Crunches are an effective way to lose body fat and strengthen the abdominal muscles. Although you'll need to monitor the type of foods you're eating to increase your chances of losing weight, abdominal work through crunches is a great place to start.
Significance
Athletes need strong core muscles for better balance and coordination on the playing field. If your body fat percentage is low enough, your abdominal muscles can be greatly defined. Abdominal definition shows a strong overall fitness level. Crunches also have different variations that can challenge the abdominal region. These exercises are great for calorie burning and strengthening your abs, but only when your diet is improved to incorporate more protein and lower fat content will your abs look great and you'll lose weight, according to the website Flat-Stomach-Exercise.
Standard Crunch
Website Flat Stomach Exercises explains that the standard crunch emphasizes the upper abdominals. Lay on your back and put your hands across your chest, bending your knees so your back is supported. Slowly raise your head toward the ceiling, making sure to exhale at the top of the movement. You should perform four sets of 25 repetitions. It is important that your abdominals are doing the work, not your neck muscles.
Bicycle Crunch
Another exercise for the abdominals is the bicycle crunch. The website Critical Bench explains that the bicycle crunch primarily works the oblique muscles and works the abdominals secondarily. Lay on the floor and put your hands behind your head. Do not use your hands to pull on your head at any point. Bend your knees and lift your feet off the floor so the bottom of your shoes are facing the opposite wall. Then bring your right knee into your body and come across with your left elbow to touch it. Then alternate to the right elbow and left knee. Do as many repetitions you can do with proper form.
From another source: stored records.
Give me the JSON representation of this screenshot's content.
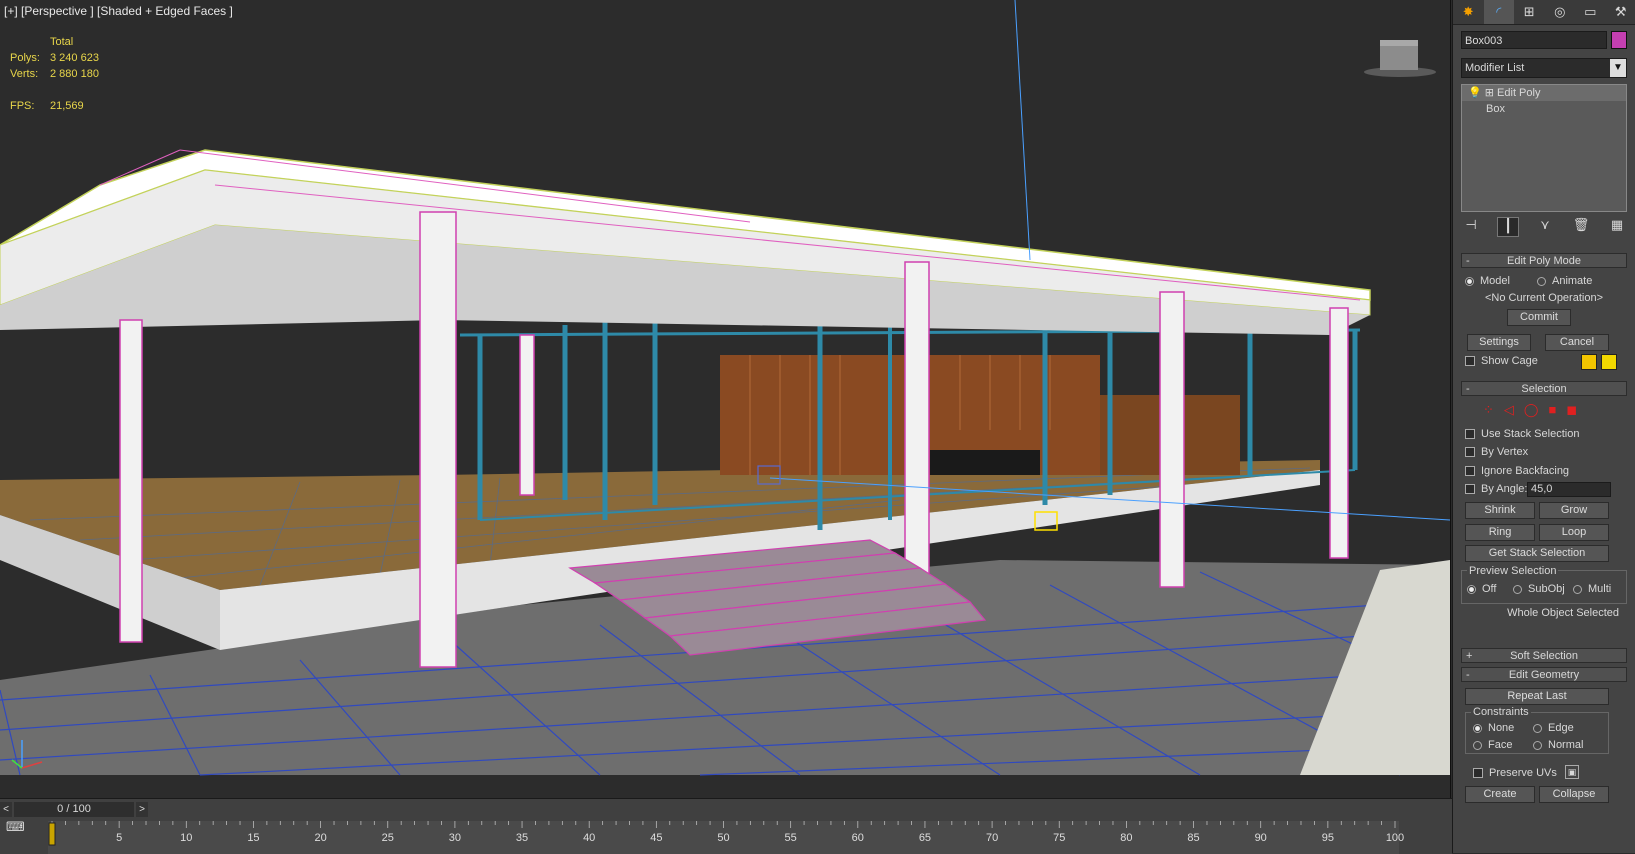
{
  "viewport": {
    "label": "[+] [Perspective ] [Shaded + Edged Faces ]",
    "stats": {
      "header": "Total",
      "polys_label": "Polys:",
      "polys_value": "3 240 623",
      "verts_label": "Verts:",
      "verts_value": "2 880 180",
      "fps_label": "FPS:",
      "fps_value": "21,569"
    },
    "viewcube_icon": "viewcube-icon",
    "axis_gizmo": "axis-tripod-icon"
  },
  "command_panel": {
    "tabs": [
      {
        "icon": "create-icon",
        "glyph": "✸"
      },
      {
        "icon": "modify-icon",
        "glyph": "◜"
      },
      {
        "icon": "hierarchy-icon",
        "glyph": "⊞"
      },
      {
        "icon": "motion-icon",
        "glyph": "◎"
      },
      {
        "icon": "display-icon",
        "glyph": "▭"
      },
      {
        "icon": "utilities-icon",
        "glyph": "⚒"
      }
    ],
    "object_name": "Box003",
    "object_color": "#c53fb1",
    "modifier_list_label": "Modifier List",
    "stack": [
      {
        "label": "Edit Poly",
        "selected": true
      },
      {
        "label": "Box",
        "selected": false
      }
    ],
    "stack_tools": [
      "pin-stack-icon",
      "show-end-result-icon",
      "make-unique-icon",
      "remove-modifier-icon",
      "configure-sets-icon"
    ],
    "edit_poly_mode": {
      "title": "Edit Poly Mode",
      "model_label": "Model",
      "animate_label": "Animate",
      "current_op": "<No Current Operation>",
      "commit_label": "Commit",
      "settings_label": "Settings",
      "cancel_label": "Cancel",
      "show_cage_label": "Show Cage",
      "cage_colors": [
        "#f2c500",
        "#f2d800"
      ]
    },
    "selection": {
      "title": "Selection",
      "use_stack_selection": "Use Stack Selection",
      "by_vertex": "By Vertex",
      "ignore_backfacing": "Ignore Backfacing",
      "by_angle": "By Angle:",
      "angle_value": "45,0",
      "shrink": "Shrink",
      "grow": "Grow",
      "ring": "Ring",
      "loop": "Loop",
      "get_stack_selection": "Get Stack Selection",
      "preview_selection_title": "Preview Selection",
      "preview_off": "Off",
      "preview_subobj": "SubObj",
      "preview_multi": "Multi",
      "status": "Whole Object Selected"
    },
    "soft_selection": {
      "title": "Soft Selection"
    },
    "edit_geometry": {
      "title": "Edit Geometry",
      "repeat_last": "Repeat Last",
      "constraints_title": "Constraints",
      "none": "None",
      "edge": "Edge",
      "face": "Face",
      "normal": "Normal",
      "preserve_uvs": "Preserve UVs",
      "create": "Create",
      "collapse": "Collapse"
    }
  },
  "timeline": {
    "frame_display": "0 / 100",
    "prev": "<",
    "next": ">",
    "ticks": [
      "0",
      "5",
      "10",
      "15",
      "20",
      "25",
      "30",
      "35",
      "40",
      "45",
      "50",
      "55",
      "60",
      "65",
      "70",
      "75",
      "80",
      "85",
      "90",
      "95",
      "100"
    ]
  }
}
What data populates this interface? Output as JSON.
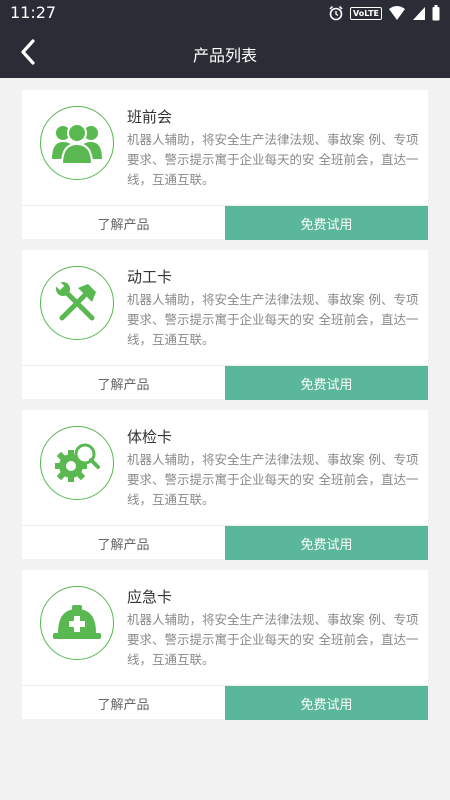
{
  "status_bar": {
    "time": "11:27",
    "icons": [
      "alarm-icon",
      "volte-badge",
      "wifi-icon",
      "signal-icon",
      "battery-icon"
    ],
    "volte_label": "VoLTE"
  },
  "header": {
    "title": "产品列表",
    "back_icon": "back-arrow-icon",
    "background": "#2a2d35"
  },
  "colors": {
    "accent_green": "#59b84f",
    "trial_button": "#5bb79a"
  },
  "products": [
    {
      "title": "班前会",
      "icon": "group-people-icon",
      "description": "机器人辅助，将安全生产法律法规、事故案 例、专项要求、警示提示寓于企业每天的安 全班前会，直达一线，互通互联。",
      "learn_label": "了解产品",
      "trial_label": "免费试用"
    },
    {
      "title": "动工卡",
      "icon": "tools-wrench-hammer-icon",
      "description": "机器人辅助，将安全生产法律法规、事故案 例、专项要求、警示提示寓于企业每天的安 全班前会，直达一线，互通互联。",
      "learn_label": "了解产品",
      "trial_label": "免费试用"
    },
    {
      "title": "体检卡",
      "icon": "gear-magnifier-icon",
      "description": "机器人辅助，将安全生产法律法规、事故案 例、专项要求、警示提示寓于企业每天的安 全班前会，直达一线，互通互联。",
      "learn_label": "了解产品",
      "trial_label": "免费试用"
    },
    {
      "title": "应急卡",
      "icon": "helmet-cross-icon",
      "description": "机器人辅助，将安全生产法律法规、事故案 例、专项要求、警示提示寓于企业每天的安 全班前会，直达一线，互通互联。",
      "learn_label": "了解产品",
      "trial_label": "免费试用"
    }
  ]
}
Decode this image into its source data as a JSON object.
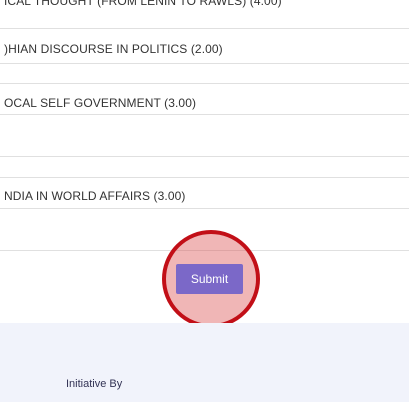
{
  "courses": [
    {
      "label": "ICAL THOUGHT (FROM LENIN TO RAWLS) (4.00)"
    },
    {
      "label": ")HIAN DISCOURSE IN POLITICS (2.00)"
    },
    {
      "label": "OCAL SELF GOVERNMENT (3.00)"
    },
    {
      "label": "NDIA IN WORLD AFFAIRS (3.00)"
    }
  ],
  "form": {
    "submit_label": "Submit"
  },
  "footer": {
    "initiative_label": "Initiative By"
  },
  "colors": {
    "submit_button": "#7b68c8",
    "highlight_ring": "#c20f17",
    "footer_background": "#f1f3fb"
  }
}
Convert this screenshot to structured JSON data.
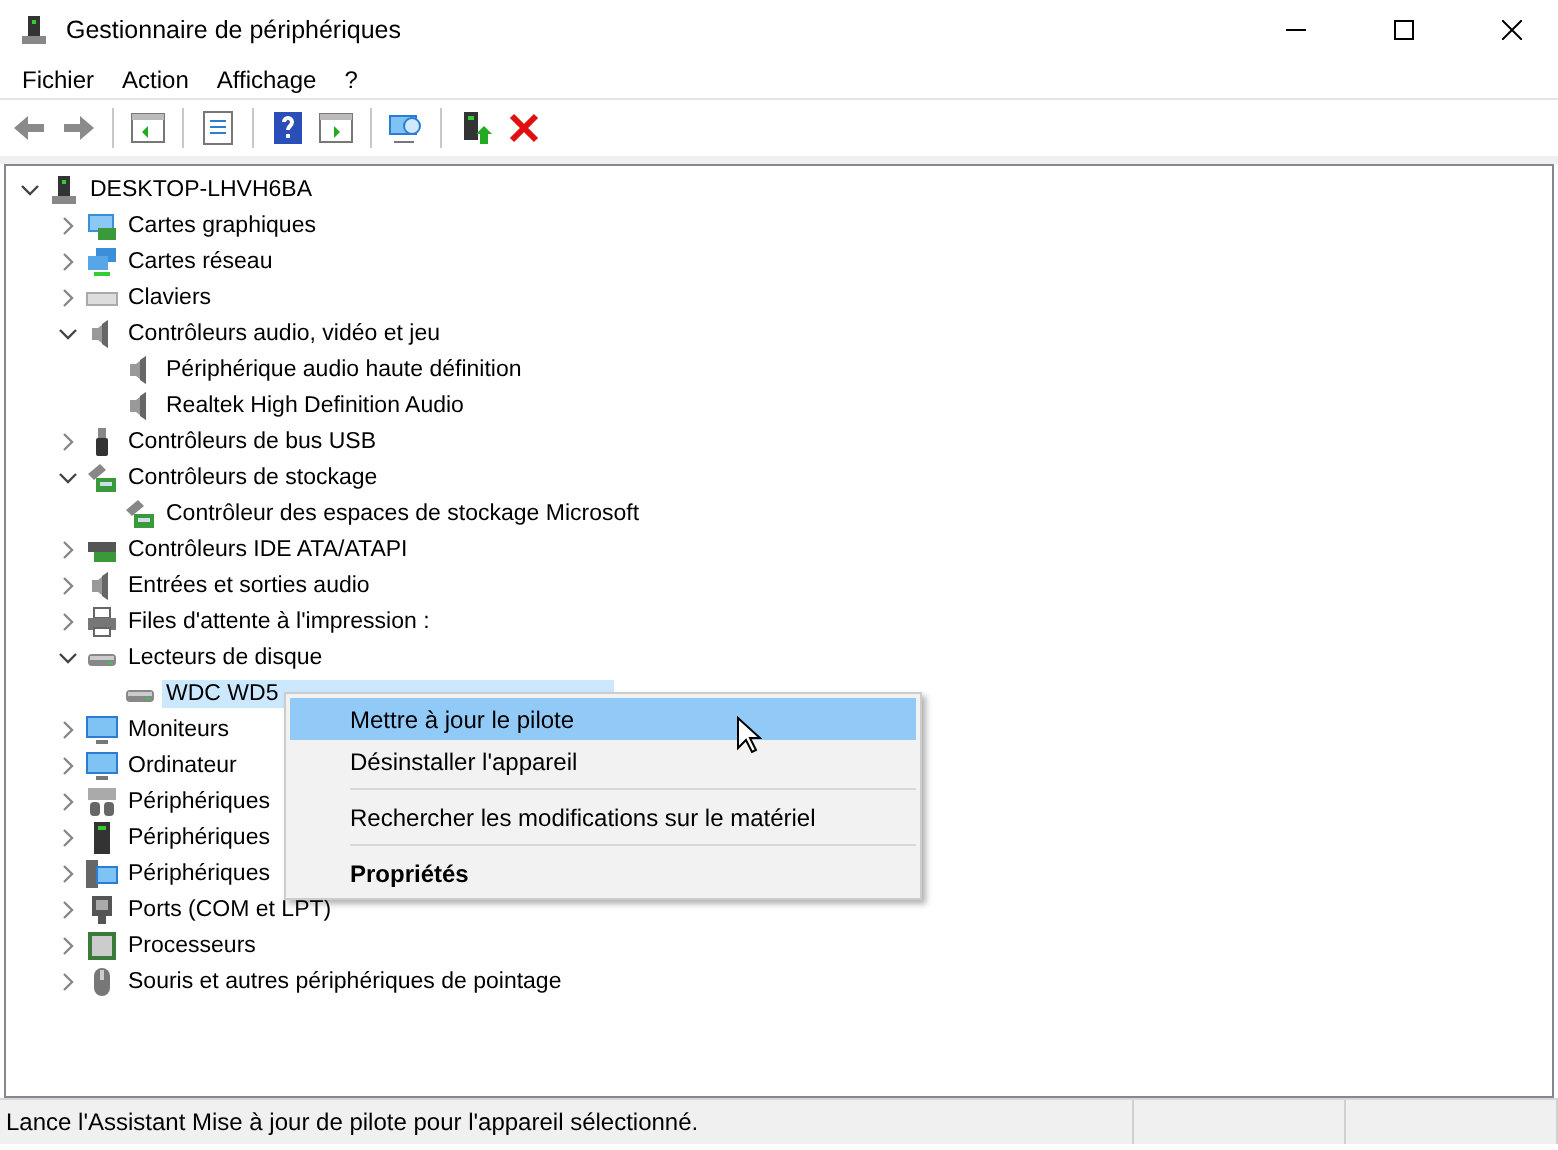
{
  "window": {
    "title": "Gestionnaire de périphériques"
  },
  "menu_bar": [
    "Fichier",
    "Action",
    "Affichage",
    "?"
  ],
  "toolbar": [
    {
      "kind": "back",
      "disabled": false
    },
    {
      "kind": "forward",
      "disabled": false
    },
    {
      "kind": "separator"
    },
    {
      "kind": "console-tree",
      "disabled": false
    },
    {
      "kind": "separator"
    },
    {
      "kind": "properties",
      "disabled": false
    },
    {
      "kind": "separator"
    },
    {
      "kind": "help",
      "disabled": false
    },
    {
      "kind": "action-pane",
      "disabled": false
    },
    {
      "kind": "separator"
    },
    {
      "kind": "scan",
      "disabled": false
    },
    {
      "kind": "separator"
    },
    {
      "kind": "update-driver",
      "disabled": false
    },
    {
      "kind": "uninstall",
      "disabled": false
    }
  ],
  "tree": {
    "label": "DESKTOP-LHVH6BA",
    "expanded": true,
    "selected": false,
    "children": [
      {
        "label": "Cartes graphiques",
        "expanded": false,
        "selected": false
      },
      {
        "label": "Cartes réseau",
        "expanded": false,
        "selected": false
      },
      {
        "label": "Claviers",
        "expanded": false,
        "selected": false
      },
      {
        "label": "Contrôleurs audio, vidéo et jeu",
        "expanded": true,
        "selected": false,
        "children": [
          {
            "label": "Périphérique audio haute définition",
            "selected": false
          },
          {
            "label": "Realtek High Definition Audio",
            "selected": false
          }
        ]
      },
      {
        "label": "Contrôleurs de bus USB",
        "expanded": false,
        "selected": false
      },
      {
        "label": "Contrôleurs de stockage",
        "expanded": true,
        "selected": false,
        "children": [
          {
            "label": "Contrôleur des espaces de stockage Microsoft",
            "selected": false
          }
        ]
      },
      {
        "label": "Contrôleurs IDE ATA/ATAPI",
        "expanded": false,
        "selected": false
      },
      {
        "label": "Entrées et sorties audio",
        "expanded": false,
        "selected": false
      },
      {
        "label": "Files d'attente à l'impression :",
        "expanded": false,
        "selected": false
      },
      {
        "label": "Lecteurs de disque",
        "expanded": true,
        "selected": false,
        "children": [
          {
            "label": "WDC WD5",
            "selected": true
          }
        ]
      },
      {
        "label": "Moniteurs",
        "expanded": false,
        "selected": false
      },
      {
        "label": "Ordinateur",
        "expanded": false,
        "selected": false
      },
      {
        "label": "Périphériques",
        "expanded": false,
        "selected": false
      },
      {
        "label": "Périphériques",
        "expanded": false,
        "selected": false
      },
      {
        "label": "Périphériques",
        "expanded": false,
        "selected": false
      },
      {
        "label": "Ports (COM et LPT)",
        "expanded": false,
        "selected": false
      },
      {
        "label": "Processeurs",
        "expanded": false,
        "selected": false
      },
      {
        "label": "Souris et autres périphériques de pointage",
        "expanded": false,
        "selected": false
      }
    ]
  },
  "context_menu": [
    {
      "kind": "item",
      "label": "Mettre à jour le pilote",
      "selected": true,
      "default": false
    },
    {
      "kind": "item",
      "label": "Désinstaller l'appareil",
      "selected": false,
      "default": false
    },
    {
      "kind": "separator"
    },
    {
      "kind": "item",
      "label": "Rechercher les modifications sur le matériel",
      "selected": false,
      "default": false
    },
    {
      "kind": "separator"
    },
    {
      "kind": "item",
      "label": "Propriétés",
      "selected": false,
      "default": true
    }
  ],
  "status_bar": "Lance l'Assistant Mise à jour de pilote pour l'appareil sélectionné."
}
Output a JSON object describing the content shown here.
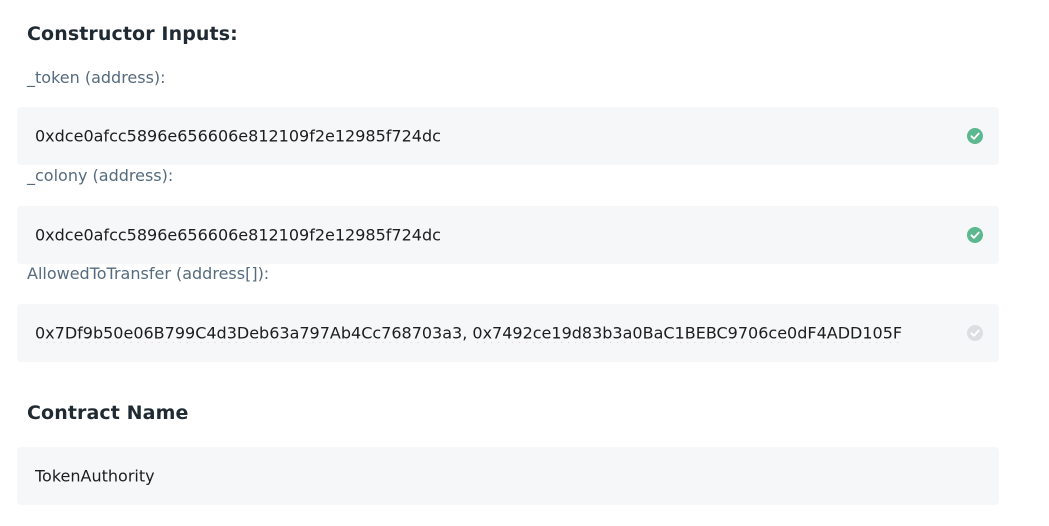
{
  "constructor": {
    "heading": "Constructor Inputs:",
    "fields": [
      {
        "label": "_token (address):",
        "value": "0xdce0afcc5896e656606e812109f2e12985f724dc",
        "valid": true
      },
      {
        "label": "_colony (address):",
        "value": "0xdce0afcc5896e656606e812109f2e12985f724dc",
        "valid": true
      },
      {
        "label": "AllowedToTransfer (address[]):",
        "value_part1": "0x7Df9b50e06B799C4d3Deb63a797Ab4Cc768703a3",
        "value_sep": ", ",
        "value_part2": "0x7492ce19d83b3a0BaC1BEBC9706ce0dF4ADD105F",
        "valid": false
      }
    ]
  },
  "contract": {
    "heading": "Contract Name",
    "value": "TokenAuthority"
  },
  "icons": {
    "valid_check": "check-circle-icon",
    "pending_check": "check-circle-icon"
  },
  "colors": {
    "valid": "#5cb88f",
    "pending": "#dcdfe2",
    "field_bg": "#f6f7f8",
    "spellcheck": "#d0342c"
  }
}
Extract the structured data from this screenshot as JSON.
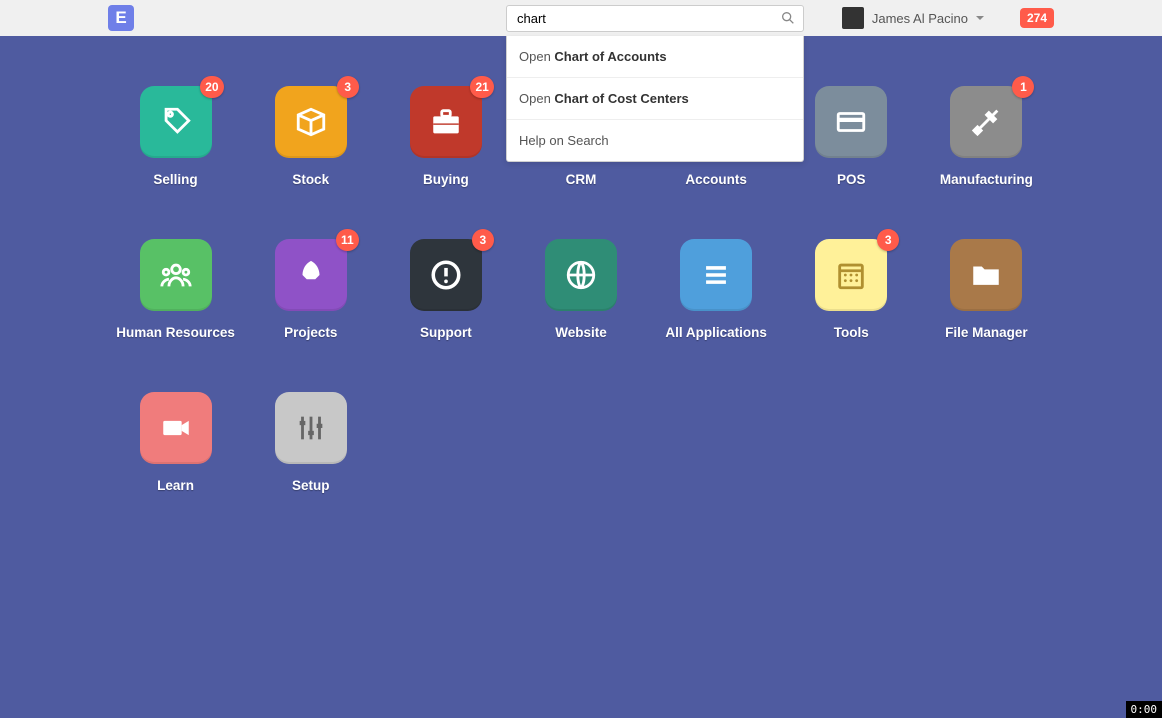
{
  "header": {
    "logo_letter": "E",
    "search_value": "chart",
    "user_name": "James Al Pacino",
    "notification_count": "274"
  },
  "dropdown": {
    "items": [
      {
        "prefix": "Open ",
        "bold": "Chart of Accounts"
      },
      {
        "prefix": "Open ",
        "bold": "Chart of Cost Centers"
      },
      {
        "prefix": "Help on Search",
        "bold": ""
      }
    ]
  },
  "modules": [
    {
      "label": "Selling",
      "color": "#29b99a",
      "icon": "tag",
      "badge": "20"
    },
    {
      "label": "Stock",
      "color": "#f1a41d",
      "icon": "box",
      "badge": "3"
    },
    {
      "label": "Buying",
      "color": "#c0392b",
      "icon": "briefcase",
      "badge": "21"
    },
    {
      "label": "CRM",
      "color": "#ec8b74",
      "icon": "heart",
      "badge": ""
    },
    {
      "label": "Accounts",
      "color": "#42a5b3",
      "icon": "money",
      "badge": ""
    },
    {
      "label": "POS",
      "color": "#7c8d9c",
      "icon": "card",
      "badge": ""
    },
    {
      "label": "Manufacturing",
      "color": "#8c8c8c",
      "icon": "tools",
      "badge": "1"
    },
    {
      "label": "Human Resources",
      "color": "#58c166",
      "icon": "people",
      "badge": ""
    },
    {
      "label": "Projects",
      "color": "#8f52c7",
      "icon": "rocket",
      "badge": "11"
    },
    {
      "label": "Support",
      "color": "#2e353c",
      "icon": "alert",
      "badge": "3"
    },
    {
      "label": "Website",
      "color": "#2f8d76",
      "icon": "globe",
      "badge": ""
    },
    {
      "label": "All Applications",
      "color": "#4f9fdc",
      "icon": "menu",
      "badge": ""
    },
    {
      "label": "Tools",
      "color": "#fff199",
      "icon": "calendar",
      "badge": "3"
    },
    {
      "label": "File Manager",
      "color": "#a97949",
      "icon": "folder",
      "badge": ""
    },
    {
      "label": "Learn",
      "color": "#f07c7c",
      "icon": "video",
      "badge": ""
    },
    {
      "label": "Setup",
      "color": "#c8c8c8",
      "icon": "sliders",
      "badge": ""
    }
  ],
  "timer": "0:00"
}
Do not race through the exercise; make sure you're dong it properly so your abs can reap the benefits.
Reverse Crunches
The website Lose Fat Belly explains that reverse crunches are an effective way to lose belly fat because the legs are not strained. After you lay on the floor, bring your feet off the floor and bend your knees. You're in the same position as you were with the bicycle crunch, except this time, your hands are at your sides and your head is flat on the floor. Bring your knees in toward your chest by lifting your lower back and buttocks off the floor. Slowly go back to the starting position. It is important not to let your feet touch the floor and to keep the knees bent throughout the exercise.
Diet
Unfortunately, abdominal exercises alone do not drop body fat. Your diet is probably the most important part of your lifestyle that affects weight around your stomach. To increase your chances of losing weight in that area, greatly limit the amount of junk food you eat. According to the website Motley Health, junk food is the greatest contributor to belly fat. Also, avoid foods made with refined flours such as doughnuts, white bread and biscuits.